Fino a dieci anni fa, la mattina, fuori dalla stessa finestra, era
tutto un cinguettio di passeri e altri piccoli uccelli. Poi, uno alla
volta, i nostri vicini hanno tagliato tutti i grandi alberi che li
ospitavano. Oggi, alla mattina, c’è un silenzio assoluto rotto
solo dal rumore delle macchine che passano sulla via e dal
gracchiare di qualche cornacchia (anche i merli stanno
sparendo) che a me ricorda inevitabilmente la famosa
inquadratura di “Uccellaci e uccellini” di Pasolini e questo
surreale silenzio mi sembra visualizzare in continuazione il
sottostante cartello con scritto PROPRIETA’ PRIVATA.

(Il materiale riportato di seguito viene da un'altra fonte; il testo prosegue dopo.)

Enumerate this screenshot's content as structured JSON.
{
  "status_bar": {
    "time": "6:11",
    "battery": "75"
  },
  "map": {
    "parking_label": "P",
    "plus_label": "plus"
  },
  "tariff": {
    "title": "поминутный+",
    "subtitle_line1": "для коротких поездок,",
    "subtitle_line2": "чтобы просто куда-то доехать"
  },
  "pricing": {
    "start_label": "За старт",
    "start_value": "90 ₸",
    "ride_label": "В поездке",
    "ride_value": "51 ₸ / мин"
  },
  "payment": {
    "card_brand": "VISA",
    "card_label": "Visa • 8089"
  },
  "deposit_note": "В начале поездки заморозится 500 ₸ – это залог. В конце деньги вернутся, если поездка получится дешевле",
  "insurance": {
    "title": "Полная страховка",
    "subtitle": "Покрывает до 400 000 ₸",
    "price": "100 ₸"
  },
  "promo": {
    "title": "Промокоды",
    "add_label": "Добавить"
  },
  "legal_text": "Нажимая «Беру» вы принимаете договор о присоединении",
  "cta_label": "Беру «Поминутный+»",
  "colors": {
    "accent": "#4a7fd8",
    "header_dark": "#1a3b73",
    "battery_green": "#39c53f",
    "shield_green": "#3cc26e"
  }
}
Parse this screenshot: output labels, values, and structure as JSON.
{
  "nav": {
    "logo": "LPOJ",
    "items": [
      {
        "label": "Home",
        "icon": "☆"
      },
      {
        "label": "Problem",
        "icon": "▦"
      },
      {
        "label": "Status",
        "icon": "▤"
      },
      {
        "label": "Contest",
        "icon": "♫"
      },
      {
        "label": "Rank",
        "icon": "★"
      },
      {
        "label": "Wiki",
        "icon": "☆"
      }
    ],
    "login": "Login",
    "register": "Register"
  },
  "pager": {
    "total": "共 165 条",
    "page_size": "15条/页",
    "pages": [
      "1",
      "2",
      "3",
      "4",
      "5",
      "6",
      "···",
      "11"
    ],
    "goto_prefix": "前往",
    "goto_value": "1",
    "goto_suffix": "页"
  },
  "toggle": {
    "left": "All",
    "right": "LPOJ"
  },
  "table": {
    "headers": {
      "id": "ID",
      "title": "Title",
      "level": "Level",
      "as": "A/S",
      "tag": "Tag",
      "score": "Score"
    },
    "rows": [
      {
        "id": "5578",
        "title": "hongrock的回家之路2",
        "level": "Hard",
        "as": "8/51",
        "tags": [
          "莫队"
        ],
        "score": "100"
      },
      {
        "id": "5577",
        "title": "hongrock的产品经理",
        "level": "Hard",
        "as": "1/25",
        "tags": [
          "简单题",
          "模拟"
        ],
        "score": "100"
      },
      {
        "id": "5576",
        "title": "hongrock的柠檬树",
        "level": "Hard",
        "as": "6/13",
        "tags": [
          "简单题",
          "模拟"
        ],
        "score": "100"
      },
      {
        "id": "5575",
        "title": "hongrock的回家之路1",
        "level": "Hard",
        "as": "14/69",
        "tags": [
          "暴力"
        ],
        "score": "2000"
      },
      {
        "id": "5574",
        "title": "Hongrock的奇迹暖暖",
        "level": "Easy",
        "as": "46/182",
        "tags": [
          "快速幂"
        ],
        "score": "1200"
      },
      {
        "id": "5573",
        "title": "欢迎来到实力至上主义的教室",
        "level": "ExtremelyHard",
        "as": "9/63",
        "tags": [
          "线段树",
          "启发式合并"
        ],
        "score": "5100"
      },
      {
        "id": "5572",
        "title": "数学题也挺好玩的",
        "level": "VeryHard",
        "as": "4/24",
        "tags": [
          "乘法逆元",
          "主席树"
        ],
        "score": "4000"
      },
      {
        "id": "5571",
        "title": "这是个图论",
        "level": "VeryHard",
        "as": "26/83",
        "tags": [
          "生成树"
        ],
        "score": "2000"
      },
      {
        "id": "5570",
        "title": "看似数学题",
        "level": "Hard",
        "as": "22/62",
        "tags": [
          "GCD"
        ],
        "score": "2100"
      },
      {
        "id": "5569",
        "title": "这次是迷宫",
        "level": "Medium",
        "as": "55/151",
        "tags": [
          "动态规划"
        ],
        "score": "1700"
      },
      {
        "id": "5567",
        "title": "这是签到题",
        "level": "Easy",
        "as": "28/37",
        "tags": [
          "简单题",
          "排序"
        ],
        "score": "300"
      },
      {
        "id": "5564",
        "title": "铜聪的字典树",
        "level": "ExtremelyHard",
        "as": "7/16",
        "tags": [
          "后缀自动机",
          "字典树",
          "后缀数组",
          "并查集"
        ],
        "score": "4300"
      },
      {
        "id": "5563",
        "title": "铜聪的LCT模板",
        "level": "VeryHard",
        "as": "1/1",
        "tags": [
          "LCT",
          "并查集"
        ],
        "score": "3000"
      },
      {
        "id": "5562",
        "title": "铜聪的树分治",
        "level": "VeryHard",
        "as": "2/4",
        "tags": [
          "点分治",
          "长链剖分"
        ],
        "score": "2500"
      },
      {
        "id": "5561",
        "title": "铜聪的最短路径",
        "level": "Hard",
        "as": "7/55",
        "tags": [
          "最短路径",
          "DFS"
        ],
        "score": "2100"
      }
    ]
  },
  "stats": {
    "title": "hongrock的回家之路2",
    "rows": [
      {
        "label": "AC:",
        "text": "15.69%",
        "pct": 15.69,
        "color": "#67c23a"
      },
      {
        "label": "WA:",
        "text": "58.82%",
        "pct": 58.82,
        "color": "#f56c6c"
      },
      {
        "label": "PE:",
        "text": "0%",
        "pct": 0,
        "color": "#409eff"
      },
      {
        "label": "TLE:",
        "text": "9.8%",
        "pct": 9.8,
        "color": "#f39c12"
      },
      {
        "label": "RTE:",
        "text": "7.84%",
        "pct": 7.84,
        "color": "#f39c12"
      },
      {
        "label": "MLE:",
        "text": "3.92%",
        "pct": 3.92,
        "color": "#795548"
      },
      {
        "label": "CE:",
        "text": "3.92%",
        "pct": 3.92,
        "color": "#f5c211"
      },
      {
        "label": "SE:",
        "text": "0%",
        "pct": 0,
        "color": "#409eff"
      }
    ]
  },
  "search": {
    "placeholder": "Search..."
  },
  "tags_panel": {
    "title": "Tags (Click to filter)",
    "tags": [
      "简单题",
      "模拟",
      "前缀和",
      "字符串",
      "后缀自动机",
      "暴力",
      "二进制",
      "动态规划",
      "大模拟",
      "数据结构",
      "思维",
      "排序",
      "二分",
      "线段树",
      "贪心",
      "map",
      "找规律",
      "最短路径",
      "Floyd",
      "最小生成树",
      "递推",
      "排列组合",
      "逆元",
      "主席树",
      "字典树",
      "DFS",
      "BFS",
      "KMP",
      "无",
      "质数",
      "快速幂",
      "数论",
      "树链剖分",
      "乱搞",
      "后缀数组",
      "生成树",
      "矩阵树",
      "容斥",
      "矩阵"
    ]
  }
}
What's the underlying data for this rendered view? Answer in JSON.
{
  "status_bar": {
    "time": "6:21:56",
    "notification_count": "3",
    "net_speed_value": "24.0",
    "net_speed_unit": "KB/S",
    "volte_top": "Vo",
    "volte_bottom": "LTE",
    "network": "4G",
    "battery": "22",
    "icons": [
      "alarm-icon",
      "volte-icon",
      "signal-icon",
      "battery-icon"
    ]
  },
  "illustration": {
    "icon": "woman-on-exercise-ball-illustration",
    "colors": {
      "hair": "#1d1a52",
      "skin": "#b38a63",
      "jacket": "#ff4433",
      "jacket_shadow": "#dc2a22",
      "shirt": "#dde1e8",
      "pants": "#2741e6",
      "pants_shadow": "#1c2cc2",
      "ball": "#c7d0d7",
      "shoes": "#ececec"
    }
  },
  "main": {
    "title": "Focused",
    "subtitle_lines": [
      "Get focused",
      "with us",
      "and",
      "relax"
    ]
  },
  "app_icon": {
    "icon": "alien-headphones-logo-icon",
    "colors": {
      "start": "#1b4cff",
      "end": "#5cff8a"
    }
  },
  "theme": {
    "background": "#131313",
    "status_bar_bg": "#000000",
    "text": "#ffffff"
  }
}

Nel frattempo la coltivazione della vite “alla francese” (cioè con
le viti basse) sta invadendo tutto il territorio coltivabile, spesso
sradicando olivi centenari i quali, chissà come, si sono presi la
famosa malattia in modo inspiegabile (“pecunia non olet” che
in latino maccheronico si potrebbe tradurre: l’olio non ti fa fare i
soldi). Così, quando passa la macchina a raccogliere l’uva,
dentro ci finiscono tutte le coccinelle, i ragni, le mosche, le
cimici, ecc. e l’unica consolazione che ho è che chi berrà quel
vino si berrà anche una discreta percentuale di cimici
fermentate.
Quando, molti anni fa ho letto “La strada” di Cormac McCarthy
mi sembrava una specie di racconto geniale e terribile di
fantascienza. Oggi mi sembra ogni giorno più vicino e reale.